Infine, più dell’87% dei medici lombardi dichiara che la pandemia e l’avvento della quarta ondata pandemica hanno avuto effetti di media o grave entità sul proprio benessere lavorativo: il servizio in area Covid-19 non sembra essere un fattore associabile a maggiori livelli di burnout, ansia o depressione, derimente sembra essere stata piuttosto la vicinanza di cari/colleghi che hanno sperimentato l’infezione con gravi complicazioni.
Le azioni necessarie
Quasi 20% dei medici lombardi, dunque, accusa sintomi riconducibili al burnout, più del 30% ansia e depressione di significato clinico: dati allarmanti, secondo gli esperti, meritevoli di attenzione e dell’adozione di misure cautelative e contenitive.
«I risultati dello studio, condotto con rigore metodologico», dichiara Ines Giorgi, psicologa e psicoterapeuta, «indicano la necessità di pensare, strutturare e promuovere programmi di valutazione accurata del disagio lavorativo per tutti gli operatori e segnatamente per il genere femminile e le persone con minore anzianità di servizio.

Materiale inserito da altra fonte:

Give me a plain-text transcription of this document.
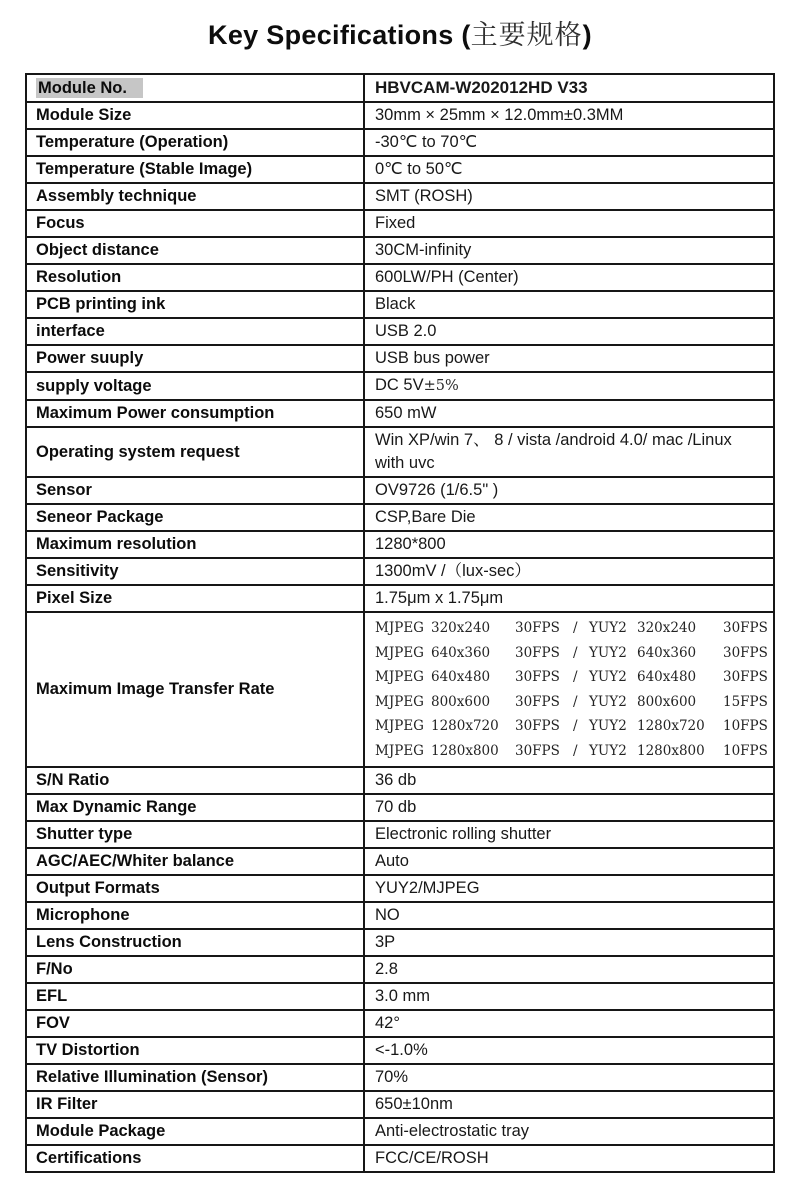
Key Specifications (主要规格)
Module No.	HBVCAM-W202012HD V33
Module Size	30mm × 25mm × 12.0mm±0.3MM
Temperature (Operation)	-30℃ to 70℃
Temperature (Stable Image)	0℃ to 50℃
Assembly technique	SMT (ROSH)
Focus	Fixed
Object distance	30CM-infinity
Resolution	600LW/PH (Center)
PCB printing ink	Black
interface	USB 2.0
Power suuply	USB bus power
supply voltage	DC 5V±5%
Maximum Power consumption	650 mW
Operating system request	Win XP/win 7、 8 / vista /android 4.0/ mac /Linux
with uvc

Sensor	OV9726 (1/6.5" )
Seneor Package	CSP,Bare Die
Maximum resolution	1280*800
Sensitivity	1300mV /（lux-sec）
Pixel Size	1.75μm x 1.75μm
Maximum Image Transfer Rate	
MJPEG 320x240	30FPS / YUY2 320x240	30FPS
MJPEG 640x360	30FPS / YUY2 640x360	30FPS
MJPEG 640x480	30FPS / YUY2 640x480	30FPS
MJPEG 800x600	30FPS / YUY2 800x600	15FPS
MJPEG 1280x720	30FPS / YUY2 1280x720	10FPS
MJPEG 1280x800	30FPS / YUY2 1280x800	10FPS

S/N Ratio	36 db
Max Dynamic Range	70 db
Shutter type	Electronic rolling shutter
AGC/AEC/Whiter balance	Auto
Output Formats	YUY2/MJPEG
Microphone	NO
Lens Construction	3P
F/No	2.8
EFL	3.0 mm
FOV	42°
TV Distortion	<-1.0%
Relative Illumination (Sensor)	70%
IR Filter	650±10nm
Module Package	Anti-electrostatic tray
Certifications	FCC/CE/ROSH
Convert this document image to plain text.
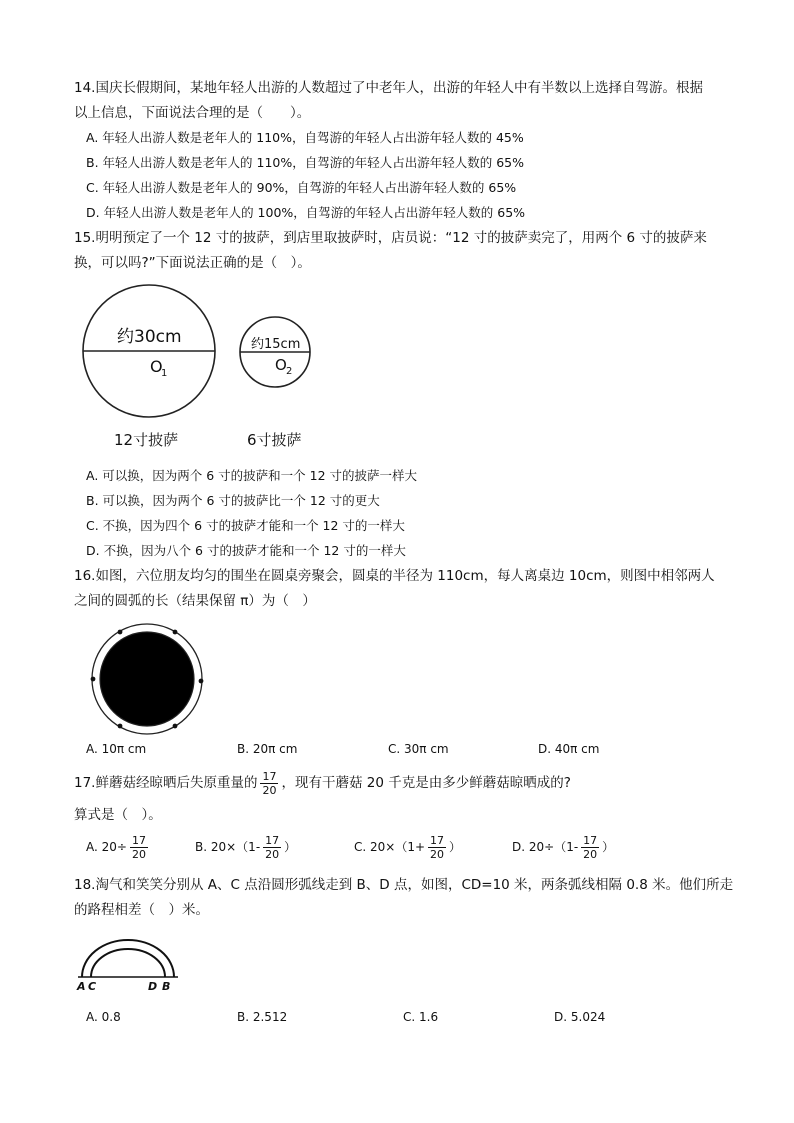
14.国庆长假期间，某地年轻人出游的人数超过了中老年人，出游的年轻人中有半数以上选择自驾游。根据
以上信息，下面说法合理的是（　　）。
A. 年轻人出游人数是老年人的 110%，自驾游的年轻人占出游年轻人数的 45%
B. 年轻人出游人数是老年人的 110%，自驾游的年轻人占出游年轻人数的 65%
C. 年轻人出游人数是老年人的 90%，自驾游的年轻人占出游年轻人数的 65%
D. 年轻人出游人数是老年人的 100%，自驾游的年轻人占出游年轻人数的 65%
15.明明预定了一个 12 寸的披萨，到店里取披萨时，店员说：“12 寸的披萨卖完了，用两个 6 寸的披萨来
换，可以吗?”下面说法正确的是（　）。
约30cm
O
1
约15cm
O 2
12寸披萨	6寸披萨
A. 可以换，因为两个 6 寸的披萨和一个 12 寸的披萨一样大
B. 可以换，因为两个 6 寸的披萨比一个 12 寸的更大
C. 不换，因为四个 6 寸的披萨才能和一个 12 寸的一样大
D. 不换，因为八个 6 寸的披萨才能和一个 12 寸的一样大
16.如图，六位朋友均匀的围坐在圆桌旁聚会，圆桌的半径为 110cm，每人离桌边 10cm，则图中相邻两人
之间的圆弧的长（结果保留 π）为（　）
A. 10π cm	B. 20π cm	C. 30π cm	D. 40π cm
17.鲜蘑菇经晾晒后失原重量的 $\frac{17}{20}$ ，现有干蘑菇 20 千克是由多少鲜蘑菇晾晒成的?
算式是（　）。
A. $20\div \frac{17}{20}$	B. $20\times(1- \frac{17}{20}$ ）	C. $20\times(1+ \frac{17}{20}$ ）	D. $20\div(1- \frac{17}{20}$ ）
18.淘气和笑笑分别从 A、C 点沿圆形弧线走到 B、D 点，如图，CD=10 米，两条弧线相隔 0.8 米。他们所走
的路程相差（　）米。
A C	D B
A. 0.8	B. 2.512	C. 1.6	D. 5.024
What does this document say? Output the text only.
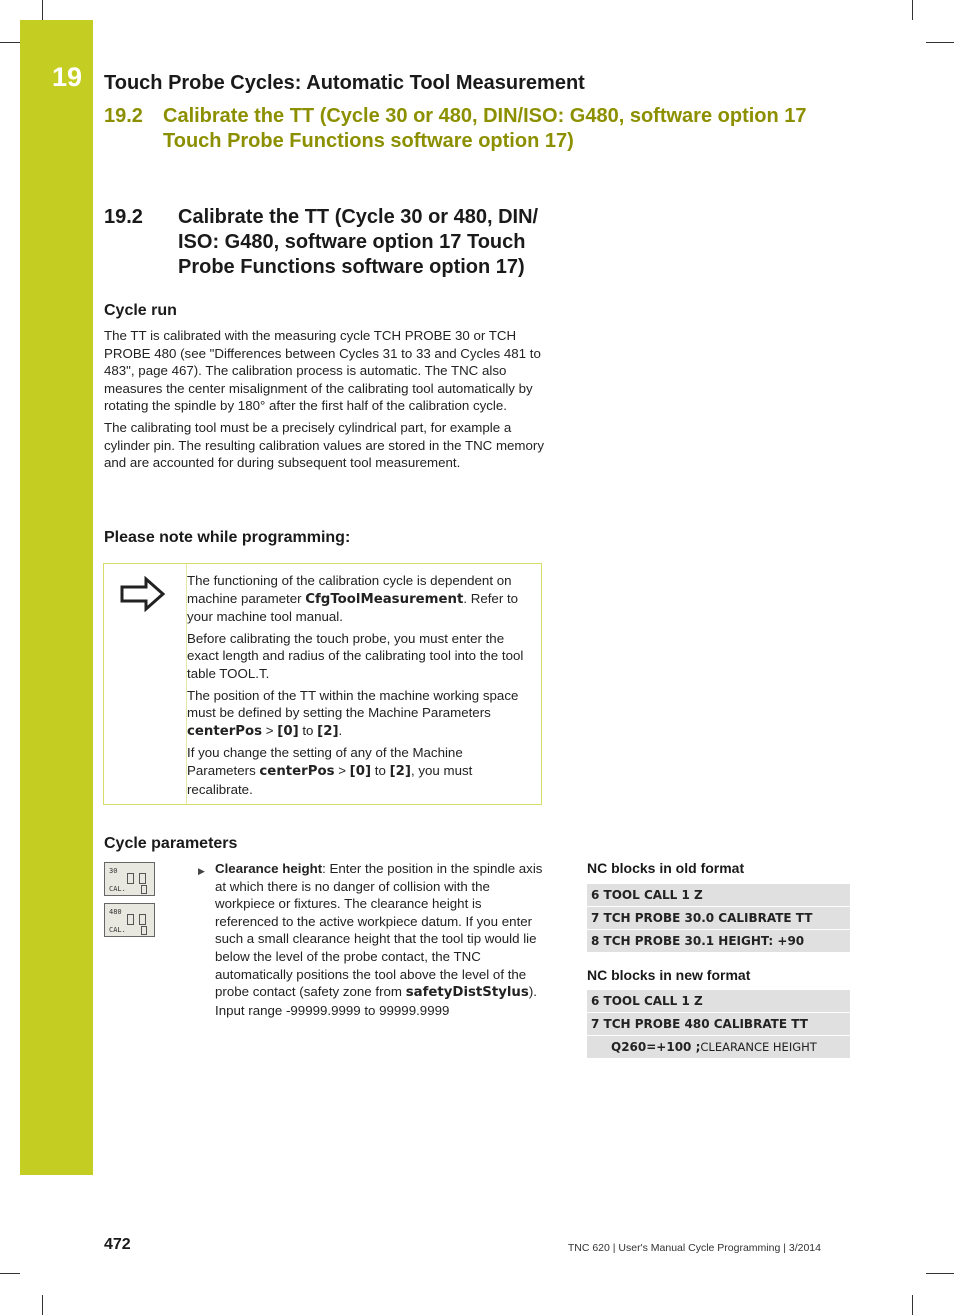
19 Touch Probe Cycles: Automatic Tool Measurement
19.2 Calibrate the TT (Cycle 30 or 480, DIN/ISO: G480, software option 17 Touch Probe Functions software option 17)
19.2 Calibrate the TT (Cycle 30 or 480, DIN/ ISO: G480, software option 17 Touch Probe Functions software option 17)
Cycle run

The TT is calibrated with the measuring cycle TCH PROBE 30 or TCH PROBE 480 (see "Differences between Cycles 31 to 33 and Cycles 481 to 483", page 467). The calibration process is automatic. The TNC also measures the center misalignment of the calibrating tool automatically by rotating the spindle by 180° after the first half of the calibration cycle.

The calibrating tool must be a precisely cylindrical part, for example a cylinder pin. The resulting calibration values are stored in the TNC memory and are accounted for during subsequent tool measurement.

Please note while programming:

The functioning of the calibration cycle is dependent on machine parameter CfgToolMeasurement. Refer to your machine tool manual.

Before calibrating the touch probe, you must enter the exact length and radius of the calibrating tool into the tool table TOOL.T.

The position of the TT within the machine working space must be defined by setting the Machine Parameters centerPos > [0] to [2].

If you change the setting of any of the Machine Parameters centerPos > [0] to [2], you must recalibrate.

Cycle parameters
30
CAL.
480
CAL.
▶ Clearance height: Enter the position in the spindle axis at which there is no danger of collision with the workpiece or fixtures. The clearance height is referenced to the active workpiece datum. If you enter such a small clearance height that the tool tip would lie below the level of the probe contact, the TNC automatically positions the tool above the level of the probe contact (safety zone from safetyDistStylus). Input range -99999.9999 to 99999.9999
NC blocks in old format
6 TOOL CALL 1 Z
7 TCH PROBE 30.0 CALIBRATE TT
8 TCH PROBE 30.1 HEIGHT: +90
NC blocks in new format
6 TOOL CALL 1 Z
7 TCH PROBE 480 CALIBRATE TT
Q260=+100 ;CLEARANCE HEIGHT
472	TNC 620 | User's Manual Cycle Programming | 3/2014
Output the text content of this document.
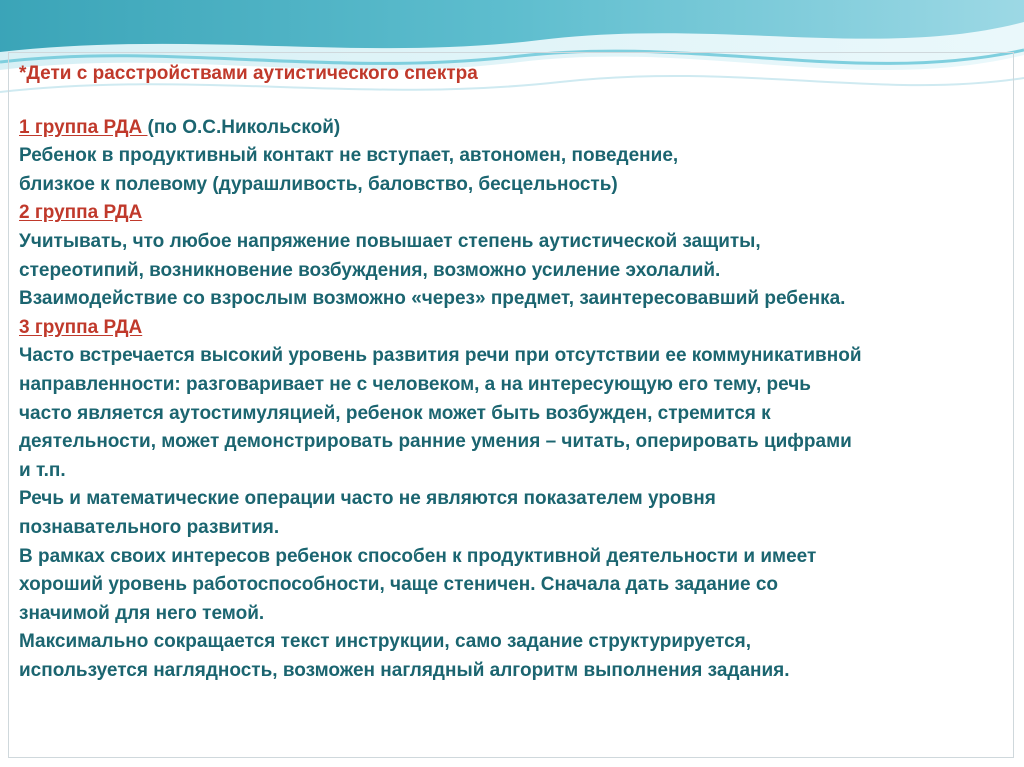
*Дети с расстройствами аутистического спектра
1 группа РДА (по О.С.Никольской)
Ребенок в продуктивный контакт не вступает, автономен, поведение,
близкое к полевому (дурашливость, баловство, бесцельность)
2 группа РДА
Учитывать, что любое напряжение повышает степень аутистической защиты,
стереотипий, возникновение возбуждения, возможно усиление эхолалий.
Взаимодействие со взрослым возможно «через» предмет, заинтересовавший ребенка.
3 группа РДА
Часто встречается высокий уровень развития речи при отсутствии ее коммуникативной
направленности: разговаривает не с человеком, а на интересующую его тему, речь
часто является аутостимуляцией, ребенок может быть возбужден, стремится к
деятельности, может демонстрировать ранние умения – читать, оперировать цифрами
и т.п.
Речь и математические операции часто не являются показателем уровня
познавательного развития.
В рамках своих интересов ребенок способен к продуктивной деятельности и имеет
хороший уровень работоспособности, чаще стеничен. Сначала дать задание со
значимой для него темой.
Максимально сокращается текст инструкции, само задание структурируется,
используется наглядность, возможен наглядный алгоритм выполнения задания.
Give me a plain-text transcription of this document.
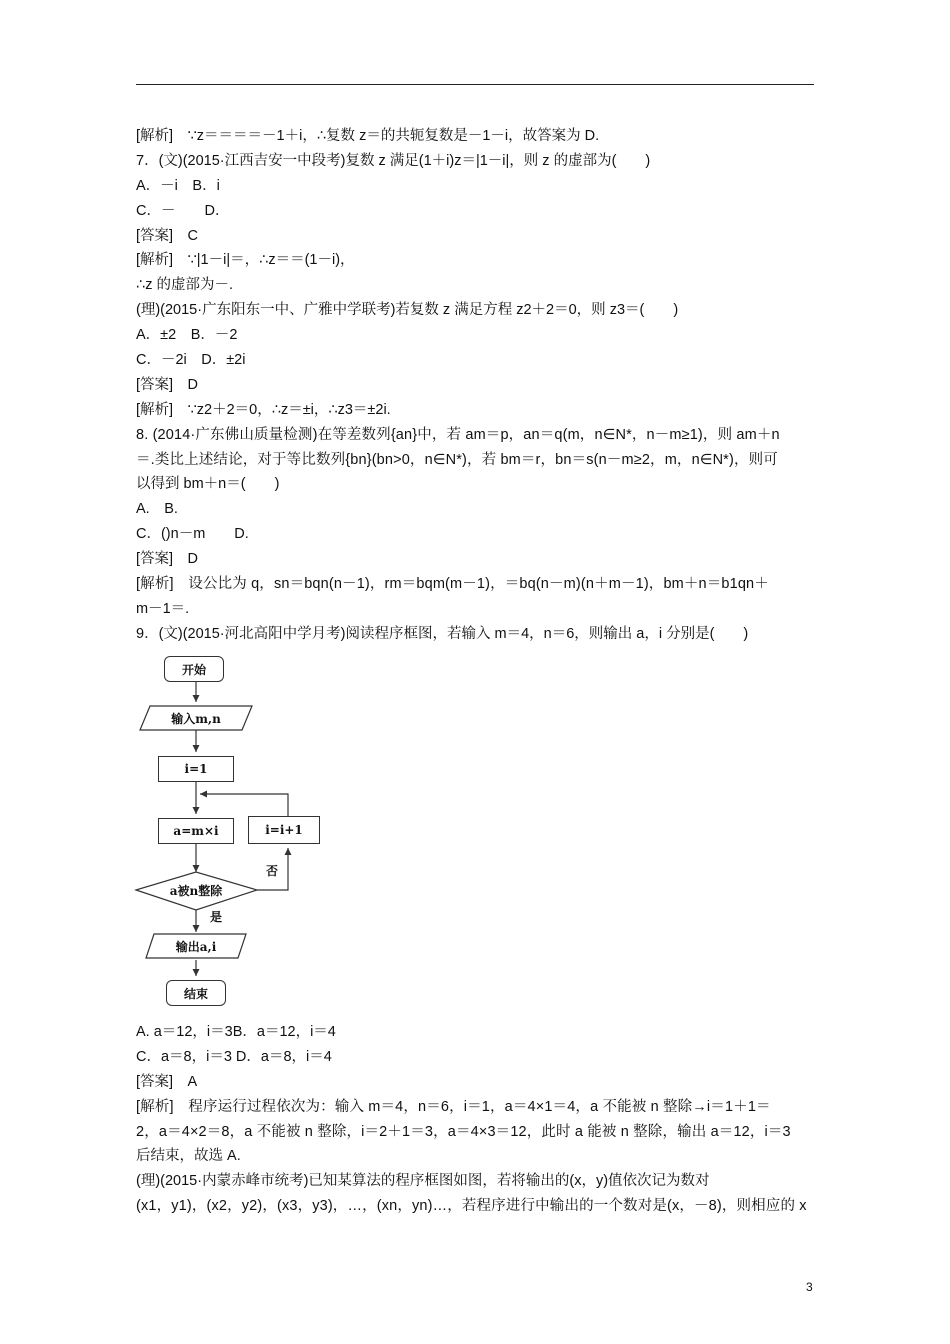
[解析]　∵z＝＝＝＝－1＋i，∴复数 z＝的共轭复数是－1－i，故答案为 D.
7．(文)(2015·江西吉安一中段考)复数 z 满足(1＋i)z＝|1－i|，则 z 的虚部为(　　)
A．－i　B．i
C．－　　D．
[答案]　C
[解析]　∵|1－i|＝，∴z＝＝(1－i)，
∴z 的虚部为－.
(理)(2015·广东阳东一中、广雅中学联考)若复数 z 满足方程 z2＋2＝0，则 z3＝(　　)
A．±2　B．－2
C．－2i　D．±2i
[答案]　D
[解析]　∵z2＋2＝0，∴z＝±i，∴z3＝±2i.
8. (2014·广东佛山质量检测)在等差数列{an}中，若 am＝p，an＝q(m，n∈N*，n－m≥1)，则 am＋n
＝.类比上述结论，对于等比数列{bn}(bn>0，n∈N*)，若 bm＝r，bn＝s(n－m≥2，m，n∈N*)，则可
以得到 bm＋n＝(　　)
A.　B.
C．()n－m　　D.
[答案]　D
[解析]　设公比为 q，sn＝bqn(n－1)，rm＝bqm(m－1)，＝bq(n－m)(n＋m－1)，bm＋n＝b1qn＋
m－1＝.
9．(文)(2015·河北高阳中学月考)阅读程序框图，若输入 m＝4，n＝6，则输出 a，i 分别是(　　)
开始
输入m,n
i=1
a=m×i	i=i+1
a被n整除
否
是
输出a,i
结束
A. a＝12，i＝3B．a＝12，i＝4
C．a＝8，i＝3 D．a＝8，i＝4
[答案]　A
[解析]　程序运行过程依次为：输入 m＝4，n＝6，i＝1，a＝4×1＝4，a 不能被 n 整除→i＝1＋1＝
2，a＝4×2＝8，a 不能被 n 整除，i＝2＋1＝3，a＝4×3＝12，此时 a 能被 n 整除，输出 a＝12，i＝3
后结束，故选 A.
(理)(2015·内蒙赤峰市统考)已知某算法的程序框图如图，若将输出的(x，y)值依次记为数对
(x1，y1)，(x2，y2)，(x3，y3)，…，(xn，yn)…，若程序进行中输出的一个数对是(x，－8)，则相应的 x
3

Il progetto rappresenta una sfida importante alla quale non è possibile sottrarsi se si intende contenere il burnout con tutti i suoi correlati di perdita di salute, professionalità, efficacia lavorativa e soddisfazione dei pazienti. Bisognerebbe affrontare la cultura del prendersi cura di sé come operatori sanitari già durante il percorso di studi e metter a disposizione nelle aziende sanitarie specifici setting di supporto».
Parallelamente, studi mirati a comprendere come attivare le risorse di resilienza, la verifica degli esiti di eventuali interventi, rappresenterebbero una buona sinergia fra Organizzazioni Sanitarie e Università.
«Tra le azioni possibili», dichiara Stefano Magnone, segretario regionale di ANAAO-ASSOMED Lombardia, «sarebbe auspicabile anche pensare a soluzioni contrattuali che sopperiscano alle mancanze aziendali o alle necessità inespresse dei professionisti».